- Occupations: Statistician Computer scientist Operations researcher
- Title: Professor

Academic background
- Alma mater: Ulster University at Coleraine
- Thesis: Stochastic models of manpower planning applied to several British and Irish firms (1976)
- Academic advisor: Andrew Young

Academic work
- Institutions: Ulster University
- Website: Ulster University

= Sally McClean =

Northern Irish statistician

Sally Ida McClean is a Northern Irish statistician, computer scientist, and operations researcher. She is a professor of mathematics in the school of computing at Ulster University, and a former president of the Irish Statistical Association. Topics in her research include workforce modeling, health administration, interactive architecture, and survey methodology.

==Education==
McClean was born in Belfast. She earned an MA in mathematics from the University of Oxford in 1970 and an MSc in mathematical statistics and operations research from Cardiff University in 1972. She completed a Ph.D. in 1976 at the Ulster University at Coleraine.
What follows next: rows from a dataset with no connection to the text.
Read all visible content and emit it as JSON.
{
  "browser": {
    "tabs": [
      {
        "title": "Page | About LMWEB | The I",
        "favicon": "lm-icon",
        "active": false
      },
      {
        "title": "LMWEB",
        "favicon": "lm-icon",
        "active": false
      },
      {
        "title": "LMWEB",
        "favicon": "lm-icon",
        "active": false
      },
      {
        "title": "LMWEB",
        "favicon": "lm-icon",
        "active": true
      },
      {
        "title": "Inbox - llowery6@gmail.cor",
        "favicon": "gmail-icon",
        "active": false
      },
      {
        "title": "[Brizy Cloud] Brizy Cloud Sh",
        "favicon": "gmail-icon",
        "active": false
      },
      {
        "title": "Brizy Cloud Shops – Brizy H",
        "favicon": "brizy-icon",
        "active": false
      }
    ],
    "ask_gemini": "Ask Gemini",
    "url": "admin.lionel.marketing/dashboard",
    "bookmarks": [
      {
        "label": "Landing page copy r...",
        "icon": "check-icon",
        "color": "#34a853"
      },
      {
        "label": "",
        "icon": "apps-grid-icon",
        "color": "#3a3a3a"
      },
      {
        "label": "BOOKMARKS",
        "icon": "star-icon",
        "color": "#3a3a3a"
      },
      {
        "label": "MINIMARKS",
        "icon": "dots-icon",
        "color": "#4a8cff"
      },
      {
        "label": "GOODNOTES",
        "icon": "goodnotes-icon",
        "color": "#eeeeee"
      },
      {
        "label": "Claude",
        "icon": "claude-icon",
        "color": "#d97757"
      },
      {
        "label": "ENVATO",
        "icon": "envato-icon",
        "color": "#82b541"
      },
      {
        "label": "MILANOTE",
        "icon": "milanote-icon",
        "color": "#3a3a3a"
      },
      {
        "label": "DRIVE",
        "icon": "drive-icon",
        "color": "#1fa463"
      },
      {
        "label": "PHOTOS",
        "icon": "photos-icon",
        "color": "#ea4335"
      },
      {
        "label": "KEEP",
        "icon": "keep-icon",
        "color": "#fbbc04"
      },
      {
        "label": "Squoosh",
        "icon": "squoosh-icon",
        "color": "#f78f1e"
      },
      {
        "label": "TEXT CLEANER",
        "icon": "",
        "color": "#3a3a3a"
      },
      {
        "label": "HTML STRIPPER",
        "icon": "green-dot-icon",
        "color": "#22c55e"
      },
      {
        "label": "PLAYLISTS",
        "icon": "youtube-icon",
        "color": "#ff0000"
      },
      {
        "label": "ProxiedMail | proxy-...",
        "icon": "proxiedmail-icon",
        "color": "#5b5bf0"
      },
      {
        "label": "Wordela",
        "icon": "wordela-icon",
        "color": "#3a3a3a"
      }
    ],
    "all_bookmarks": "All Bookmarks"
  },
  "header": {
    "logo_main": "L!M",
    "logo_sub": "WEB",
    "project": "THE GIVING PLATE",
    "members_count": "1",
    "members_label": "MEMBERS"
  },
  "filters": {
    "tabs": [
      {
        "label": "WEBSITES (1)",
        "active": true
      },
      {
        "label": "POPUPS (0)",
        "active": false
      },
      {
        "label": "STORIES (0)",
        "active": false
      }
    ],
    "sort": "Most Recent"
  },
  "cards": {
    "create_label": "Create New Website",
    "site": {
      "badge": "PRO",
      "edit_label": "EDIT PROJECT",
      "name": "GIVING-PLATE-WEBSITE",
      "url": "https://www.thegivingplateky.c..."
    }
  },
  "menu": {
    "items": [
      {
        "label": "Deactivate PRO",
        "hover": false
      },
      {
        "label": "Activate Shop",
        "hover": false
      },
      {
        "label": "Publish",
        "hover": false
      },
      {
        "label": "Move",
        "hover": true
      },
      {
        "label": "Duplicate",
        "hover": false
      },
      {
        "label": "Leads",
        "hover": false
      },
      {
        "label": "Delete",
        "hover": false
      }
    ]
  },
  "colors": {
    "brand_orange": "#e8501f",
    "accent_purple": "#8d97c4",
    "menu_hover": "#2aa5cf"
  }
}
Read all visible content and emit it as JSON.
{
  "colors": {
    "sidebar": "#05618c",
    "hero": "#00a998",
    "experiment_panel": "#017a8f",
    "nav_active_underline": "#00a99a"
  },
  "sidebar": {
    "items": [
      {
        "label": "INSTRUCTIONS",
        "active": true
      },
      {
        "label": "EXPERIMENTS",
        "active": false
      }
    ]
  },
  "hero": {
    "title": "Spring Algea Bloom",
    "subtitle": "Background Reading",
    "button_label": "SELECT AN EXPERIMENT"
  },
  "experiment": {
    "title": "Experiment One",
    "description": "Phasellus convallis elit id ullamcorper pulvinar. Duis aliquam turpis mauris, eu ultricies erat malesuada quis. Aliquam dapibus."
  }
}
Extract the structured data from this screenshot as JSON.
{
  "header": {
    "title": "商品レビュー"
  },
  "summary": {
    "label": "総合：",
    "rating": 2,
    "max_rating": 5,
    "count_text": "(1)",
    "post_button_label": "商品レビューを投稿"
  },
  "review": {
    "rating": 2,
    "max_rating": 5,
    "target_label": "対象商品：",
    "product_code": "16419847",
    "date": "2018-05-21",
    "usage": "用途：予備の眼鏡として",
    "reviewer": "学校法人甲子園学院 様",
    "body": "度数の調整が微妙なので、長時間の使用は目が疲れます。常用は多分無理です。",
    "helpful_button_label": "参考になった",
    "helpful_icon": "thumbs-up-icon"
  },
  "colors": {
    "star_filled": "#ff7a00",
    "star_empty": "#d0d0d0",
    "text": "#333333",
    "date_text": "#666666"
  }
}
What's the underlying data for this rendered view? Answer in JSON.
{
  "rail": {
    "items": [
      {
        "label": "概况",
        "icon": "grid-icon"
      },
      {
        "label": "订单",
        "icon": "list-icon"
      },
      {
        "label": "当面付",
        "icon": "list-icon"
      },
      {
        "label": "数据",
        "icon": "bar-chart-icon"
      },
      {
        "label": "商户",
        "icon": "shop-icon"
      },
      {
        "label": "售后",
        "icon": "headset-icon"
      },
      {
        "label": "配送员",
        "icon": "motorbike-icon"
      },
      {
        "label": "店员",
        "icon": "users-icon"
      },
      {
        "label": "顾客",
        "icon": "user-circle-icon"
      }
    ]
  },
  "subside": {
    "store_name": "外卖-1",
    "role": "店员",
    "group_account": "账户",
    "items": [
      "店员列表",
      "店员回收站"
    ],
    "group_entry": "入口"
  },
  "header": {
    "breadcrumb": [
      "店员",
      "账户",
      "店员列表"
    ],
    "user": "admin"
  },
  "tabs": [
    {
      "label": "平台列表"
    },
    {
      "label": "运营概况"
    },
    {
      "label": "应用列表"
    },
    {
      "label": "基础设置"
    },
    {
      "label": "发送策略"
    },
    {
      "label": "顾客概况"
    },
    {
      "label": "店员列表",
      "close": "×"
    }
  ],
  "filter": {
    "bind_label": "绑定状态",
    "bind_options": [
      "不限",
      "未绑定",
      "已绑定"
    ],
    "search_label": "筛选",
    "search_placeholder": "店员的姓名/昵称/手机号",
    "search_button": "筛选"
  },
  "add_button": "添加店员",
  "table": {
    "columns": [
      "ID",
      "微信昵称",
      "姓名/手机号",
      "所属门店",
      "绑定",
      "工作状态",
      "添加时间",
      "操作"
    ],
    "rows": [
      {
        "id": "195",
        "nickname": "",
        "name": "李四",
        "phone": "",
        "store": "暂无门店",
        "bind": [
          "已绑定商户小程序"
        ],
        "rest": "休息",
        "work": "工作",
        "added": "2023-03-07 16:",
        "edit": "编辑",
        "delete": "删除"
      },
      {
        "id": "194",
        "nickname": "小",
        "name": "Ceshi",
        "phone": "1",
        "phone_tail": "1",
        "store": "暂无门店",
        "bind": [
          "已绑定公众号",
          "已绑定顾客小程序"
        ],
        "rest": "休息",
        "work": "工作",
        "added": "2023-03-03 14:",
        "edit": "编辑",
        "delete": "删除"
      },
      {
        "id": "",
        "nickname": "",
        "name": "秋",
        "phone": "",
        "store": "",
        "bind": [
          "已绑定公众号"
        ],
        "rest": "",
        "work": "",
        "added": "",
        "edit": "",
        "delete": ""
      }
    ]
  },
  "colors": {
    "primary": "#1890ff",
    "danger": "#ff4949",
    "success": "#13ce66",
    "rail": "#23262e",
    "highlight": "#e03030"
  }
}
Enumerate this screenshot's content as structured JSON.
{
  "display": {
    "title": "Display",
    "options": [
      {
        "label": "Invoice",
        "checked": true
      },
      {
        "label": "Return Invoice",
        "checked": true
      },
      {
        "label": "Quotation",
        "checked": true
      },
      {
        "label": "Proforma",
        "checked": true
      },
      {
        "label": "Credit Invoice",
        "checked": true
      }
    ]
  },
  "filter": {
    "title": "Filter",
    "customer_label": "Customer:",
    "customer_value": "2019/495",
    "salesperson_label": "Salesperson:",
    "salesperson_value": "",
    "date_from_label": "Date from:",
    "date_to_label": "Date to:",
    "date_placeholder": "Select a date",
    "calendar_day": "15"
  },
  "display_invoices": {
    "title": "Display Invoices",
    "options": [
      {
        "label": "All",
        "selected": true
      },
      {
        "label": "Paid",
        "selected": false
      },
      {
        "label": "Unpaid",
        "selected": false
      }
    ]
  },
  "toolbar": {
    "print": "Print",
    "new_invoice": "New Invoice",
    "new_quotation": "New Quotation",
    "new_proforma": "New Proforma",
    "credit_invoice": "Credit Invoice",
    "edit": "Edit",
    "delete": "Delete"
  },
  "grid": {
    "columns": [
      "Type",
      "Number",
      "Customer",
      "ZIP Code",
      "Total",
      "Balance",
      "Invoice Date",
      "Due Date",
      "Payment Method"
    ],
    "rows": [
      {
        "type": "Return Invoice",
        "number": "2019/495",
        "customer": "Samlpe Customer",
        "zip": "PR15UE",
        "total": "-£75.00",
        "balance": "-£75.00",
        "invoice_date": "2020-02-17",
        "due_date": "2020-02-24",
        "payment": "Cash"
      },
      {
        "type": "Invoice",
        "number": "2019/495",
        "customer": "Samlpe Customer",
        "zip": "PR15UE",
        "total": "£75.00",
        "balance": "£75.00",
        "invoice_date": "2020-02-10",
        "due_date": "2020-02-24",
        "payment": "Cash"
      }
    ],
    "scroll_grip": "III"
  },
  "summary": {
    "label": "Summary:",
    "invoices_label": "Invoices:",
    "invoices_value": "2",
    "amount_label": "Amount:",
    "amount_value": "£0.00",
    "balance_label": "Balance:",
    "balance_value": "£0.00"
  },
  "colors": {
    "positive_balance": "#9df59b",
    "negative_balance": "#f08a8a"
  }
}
Her dissertation, Stochastic models of manpower planning applied to several British and Irish firms, was supervised by Andrew Young.

==Books==
McClean's books include:
- Statistical techniques for manpower planning (2nd ed., with David J. Bartholomew and Andrew F. Forbes, Wiley, 1991)
- Questionnaire design: A practical introduction (with Noel Wilson, University of Ulster Press, 1994)

==Recognition and service==
McClean is a Fellow of the Royal Statistical Society, and Fellow of the Operational Research Society. She was the second president of the Irish Statistical Association, serving as president from 1998 to 2000.